C'est quoi l'état de catastrophe naturelle ?

Afin d'être indemnisé, il faut d'abord que l'état de catastrophe naturelle soit déclaré. Pour cela, les communes touchées par les catastrophes naturelles doivent effectuer une demande auprès du Gouvernement. Par un arrêté ministériel, l'Etat reconnait donc l'était de catastrophe naturelle ainsi que les zones touchées par la catastrophe.


Quel contrat d'assurance ?

Mais alors, une fois que l'état de catastrophe naturel est déclaré, encore faut-il posséder le bon contrat d'assurance et être couvert convenablement. Ce qu'il faut savoir dans un premier temps, c'est que la garantie catastrophes naturelles est obligatoirement présente lorsque vous souscrivez à un contrat multirisques. La plupart du temps, votre assureur ne peut d'ailleurs absolument pas refuser de vous couvrir pour ce type d'incidents naturels. Toutefois, il est bon de faire attention. Les assurances de base, type « garantie risques locatifs » pour les locataires ou « responsabilité civile automobile », ne sont pas concernées. Vérifiez donc bien que vous faites partie des assurés concernés par une indemnisation.

De la même manière, vérifiez quels sont vos biens qui sont couverts. En effet, il se peut qu'ils ne le soient pas tous. Pensez donc à vérifier l'ensemble des détails avec votre compagnie d'assurance.


Quels dégâts couverts ?

Généralement, c'est l'arrêté ministériel qui définit la nature des dommages pris en compte par les assurances. Les biens couverts par votre assurance seront donc indemnisés s'il est prouvé que la dégradation de vos biens provient bel et bien de la catastrophe survenue. En revanche, les revenus "indirects" notamment de relogement resteront la plupart du temps à votre charge. Faites bien attention aux détails. Par exemple, si l'un de vos appareils électriques est détérioré suite à une coupure de courant, même si elle est causée par la catastrophe, ne pourra pas vous être indemnisé.

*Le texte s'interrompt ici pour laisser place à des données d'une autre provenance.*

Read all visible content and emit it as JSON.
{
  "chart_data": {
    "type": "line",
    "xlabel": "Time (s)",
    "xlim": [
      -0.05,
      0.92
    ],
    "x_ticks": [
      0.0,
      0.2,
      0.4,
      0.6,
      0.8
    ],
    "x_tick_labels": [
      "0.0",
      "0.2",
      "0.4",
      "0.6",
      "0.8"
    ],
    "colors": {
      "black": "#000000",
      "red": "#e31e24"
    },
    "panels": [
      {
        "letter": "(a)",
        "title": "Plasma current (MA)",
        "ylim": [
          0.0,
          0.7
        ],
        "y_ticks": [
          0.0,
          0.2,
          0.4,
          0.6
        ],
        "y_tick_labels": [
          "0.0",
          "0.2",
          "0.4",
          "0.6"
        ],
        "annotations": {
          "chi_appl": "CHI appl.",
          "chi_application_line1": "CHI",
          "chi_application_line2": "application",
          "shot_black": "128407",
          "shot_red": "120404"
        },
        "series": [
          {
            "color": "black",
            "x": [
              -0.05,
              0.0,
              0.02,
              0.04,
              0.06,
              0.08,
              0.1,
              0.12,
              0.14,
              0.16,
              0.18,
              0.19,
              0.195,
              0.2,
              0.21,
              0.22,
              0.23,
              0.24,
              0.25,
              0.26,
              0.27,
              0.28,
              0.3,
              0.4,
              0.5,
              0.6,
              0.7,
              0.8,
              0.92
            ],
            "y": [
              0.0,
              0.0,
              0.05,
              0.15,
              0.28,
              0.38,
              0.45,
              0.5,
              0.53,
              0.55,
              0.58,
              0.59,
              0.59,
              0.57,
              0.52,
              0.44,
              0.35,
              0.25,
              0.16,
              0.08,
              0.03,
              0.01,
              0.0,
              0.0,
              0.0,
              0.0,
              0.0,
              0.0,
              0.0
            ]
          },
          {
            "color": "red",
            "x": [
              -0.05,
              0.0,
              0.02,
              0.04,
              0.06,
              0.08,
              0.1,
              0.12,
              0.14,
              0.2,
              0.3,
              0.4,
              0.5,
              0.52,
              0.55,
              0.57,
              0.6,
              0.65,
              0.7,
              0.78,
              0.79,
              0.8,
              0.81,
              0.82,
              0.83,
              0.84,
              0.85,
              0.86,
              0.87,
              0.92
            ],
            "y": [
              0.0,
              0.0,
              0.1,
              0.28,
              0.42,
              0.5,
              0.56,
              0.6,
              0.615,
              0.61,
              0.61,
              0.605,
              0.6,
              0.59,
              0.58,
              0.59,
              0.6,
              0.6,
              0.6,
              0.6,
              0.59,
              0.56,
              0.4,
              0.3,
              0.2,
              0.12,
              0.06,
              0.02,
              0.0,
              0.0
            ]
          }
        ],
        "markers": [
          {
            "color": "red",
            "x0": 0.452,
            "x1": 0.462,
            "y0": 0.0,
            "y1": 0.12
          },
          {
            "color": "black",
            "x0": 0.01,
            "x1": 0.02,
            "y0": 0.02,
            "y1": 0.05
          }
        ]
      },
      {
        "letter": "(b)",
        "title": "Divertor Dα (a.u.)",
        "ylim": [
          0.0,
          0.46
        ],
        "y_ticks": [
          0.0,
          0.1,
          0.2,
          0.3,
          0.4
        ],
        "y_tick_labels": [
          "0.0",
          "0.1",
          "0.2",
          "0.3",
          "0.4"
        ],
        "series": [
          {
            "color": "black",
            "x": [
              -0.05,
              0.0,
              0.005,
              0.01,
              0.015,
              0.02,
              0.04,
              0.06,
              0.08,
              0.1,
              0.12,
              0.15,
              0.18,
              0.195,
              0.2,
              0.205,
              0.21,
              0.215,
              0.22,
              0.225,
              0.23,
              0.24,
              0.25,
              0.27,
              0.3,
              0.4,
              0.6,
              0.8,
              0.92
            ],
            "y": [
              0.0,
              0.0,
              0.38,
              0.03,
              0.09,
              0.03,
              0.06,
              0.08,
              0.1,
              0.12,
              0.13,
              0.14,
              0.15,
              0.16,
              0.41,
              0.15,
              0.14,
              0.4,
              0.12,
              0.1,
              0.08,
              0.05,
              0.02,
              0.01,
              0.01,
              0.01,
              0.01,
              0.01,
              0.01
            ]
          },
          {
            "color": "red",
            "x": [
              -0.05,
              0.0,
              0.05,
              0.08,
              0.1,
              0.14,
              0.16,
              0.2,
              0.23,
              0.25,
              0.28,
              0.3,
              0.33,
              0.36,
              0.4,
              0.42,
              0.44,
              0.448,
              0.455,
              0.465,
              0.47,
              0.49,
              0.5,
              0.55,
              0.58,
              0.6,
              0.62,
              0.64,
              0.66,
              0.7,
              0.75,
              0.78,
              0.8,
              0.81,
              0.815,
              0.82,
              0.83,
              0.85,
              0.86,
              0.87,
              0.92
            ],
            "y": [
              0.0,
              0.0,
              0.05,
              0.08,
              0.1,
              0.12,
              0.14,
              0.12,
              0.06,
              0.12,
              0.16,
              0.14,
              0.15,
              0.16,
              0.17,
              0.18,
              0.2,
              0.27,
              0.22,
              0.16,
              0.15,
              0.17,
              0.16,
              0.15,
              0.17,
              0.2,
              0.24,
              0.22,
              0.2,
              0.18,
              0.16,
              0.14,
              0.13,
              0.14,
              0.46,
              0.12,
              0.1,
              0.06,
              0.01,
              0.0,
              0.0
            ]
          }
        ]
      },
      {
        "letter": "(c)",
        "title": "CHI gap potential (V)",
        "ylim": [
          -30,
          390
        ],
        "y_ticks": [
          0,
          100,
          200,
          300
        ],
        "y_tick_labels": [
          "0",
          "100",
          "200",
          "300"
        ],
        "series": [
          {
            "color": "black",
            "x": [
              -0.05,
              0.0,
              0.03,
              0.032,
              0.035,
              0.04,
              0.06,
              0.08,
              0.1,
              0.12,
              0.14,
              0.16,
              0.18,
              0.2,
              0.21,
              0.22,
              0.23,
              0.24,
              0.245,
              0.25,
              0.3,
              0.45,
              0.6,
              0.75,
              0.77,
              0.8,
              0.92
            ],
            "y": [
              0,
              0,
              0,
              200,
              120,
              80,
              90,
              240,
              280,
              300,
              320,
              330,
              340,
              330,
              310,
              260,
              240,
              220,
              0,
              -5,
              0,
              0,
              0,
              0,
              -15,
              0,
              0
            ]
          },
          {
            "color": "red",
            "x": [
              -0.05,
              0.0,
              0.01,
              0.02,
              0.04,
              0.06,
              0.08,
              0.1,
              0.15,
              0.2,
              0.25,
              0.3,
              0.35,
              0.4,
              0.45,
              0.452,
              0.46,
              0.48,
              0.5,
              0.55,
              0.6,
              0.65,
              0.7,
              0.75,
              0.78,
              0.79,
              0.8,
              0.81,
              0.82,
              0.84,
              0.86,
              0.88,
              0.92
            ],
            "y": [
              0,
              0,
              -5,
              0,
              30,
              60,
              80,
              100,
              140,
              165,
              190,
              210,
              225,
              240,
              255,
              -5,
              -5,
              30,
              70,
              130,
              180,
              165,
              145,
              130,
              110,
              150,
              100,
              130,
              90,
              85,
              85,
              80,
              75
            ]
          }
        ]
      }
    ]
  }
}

En revanche, il vous sera remboursé si votre appareil est submergé suite, par exemple, à une inondation. Il faudra donc être précis sur l'ensemble des dégâts causés par la catastrophe chez vous.

En plus de cela, vous serez amené la plupart du temps à payer une franchise. Cette franchise représente une somme de 380 euros pour ce qui concerne les habitations. Elle peut monter jusqu'à 1 520 euros si la catastrophe est liée à une sécheresse ou à une réhydratation des sols.

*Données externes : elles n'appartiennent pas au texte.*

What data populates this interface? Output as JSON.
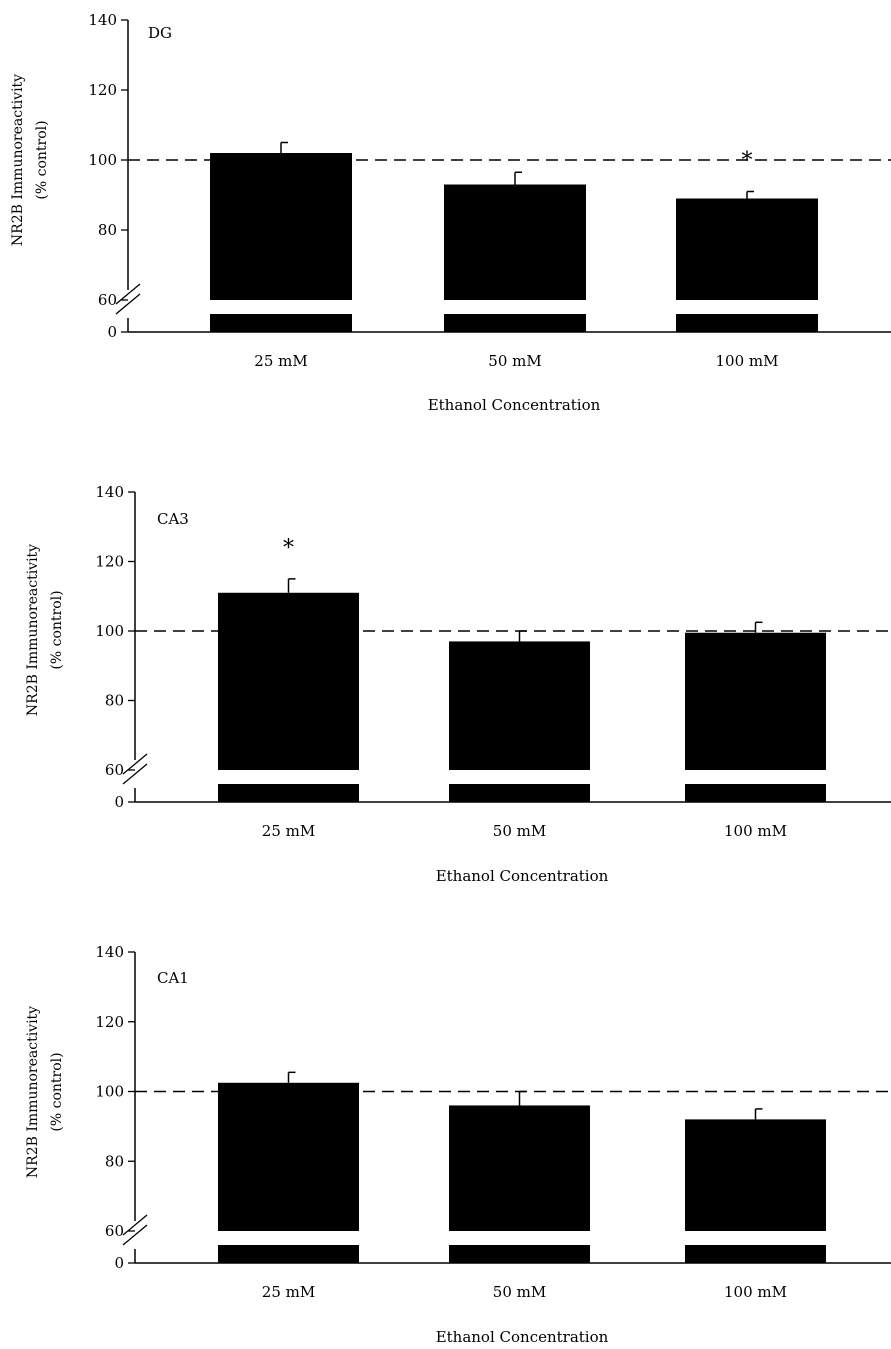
{
  "chart_data": [
    {
      "type": "bar",
      "panel_label": "DG",
      "categories": [
        "25 mM",
        "50 mM",
        "100 mM"
      ],
      "values": [
        102,
        93,
        89
      ],
      "errors": [
        3,
        3.5,
        2
      ],
      "significance": [
        "",
        "",
        "*"
      ],
      "ylabel_line1": "NR2B Immunoreactivity",
      "ylabel_line2": "(% control)",
      "xlabel": "Ethanol Concentration",
      "y_ticks": [
        "0",
        "60",
        "80",
        "100",
        "120",
        "140"
      ],
      "ylim": [
        60,
        140
      ],
      "axis_break": true,
      "reference_line": 100
    },
    {
      "type": "bar",
      "panel_label": "CA3",
      "categories": [
        "25 mM",
        "50 mM",
        "100 mM"
      ],
      "values": [
        111,
        97,
        99.5
      ],
      "errors": [
        4,
        3,
        3
      ],
      "significance": [
        "*",
        "",
        ""
      ],
      "ylabel_line1": "NR2B Immunoreactivity",
      "ylabel_line2": "(% control)",
      "xlabel": "Ethanol Concentration",
      "y_ticks": [
        "0",
        "60",
        "80",
        "100",
        "120",
        "140"
      ],
      "ylim": [
        60,
        140
      ],
      "axis_break": true,
      "reference_line": 100
    },
    {
      "type": "bar",
      "panel_label": "CA1",
      "categories": [
        "25 mM",
        "50 mM",
        "100 mM"
      ],
      "values": [
        102.5,
        96,
        92
      ],
      "errors": [
        3,
        4,
        3
      ],
      "significance": [
        "",
        "",
        ""
      ],
      "ylabel_line1": "NR2B Immunoreactivity",
      "ylabel_line2": "(% control)",
      "xlabel": "Ethanol Concentration",
      "y_ticks": [
        "0",
        "60",
        "80",
        "100",
        "120",
        "140"
      ],
      "ylim": [
        60,
        140
      ],
      "axis_break": true,
      "reference_line": 100
    }
  ]
}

Comment se faire indemniser ?

Car voici certainement la partie qui vous intéresse le plus ! Après avoir été confronté à une catastrophe naturelle, chacun a envie de voir les dégâts chez soi remboursés et réparés le plus rapidement possible. Mais alors, comment faire pour avoir accès à une indemnisation rapide ? Une fois l'état de catastrophe naturel décrété et publié dans les journaux, vous aurez un délai de dix jours pour déclarer le sinistre à votre assurance. Il faudra que vous prépariez votre déclaration en réalisant notamment une liste de l'ensemble de vos biens. A cette liste, vous devrez joindre les preuves de la valeur et de l'état de vos affaires notamment avec des factures ou encore des photographies. Gardez donc vos objets endommagés, ils seront examinés par l'expert envoyé par votre compagnie d'assurance. Vous recevrez une provision sur les indemnités dans les deux mois qui suivent la remise de l'état estimatif des dommages subis, ou la publication de l'arrêté si celle-ci est postérieure. L'indemnisation complète doit intervenir au bout de trois mois.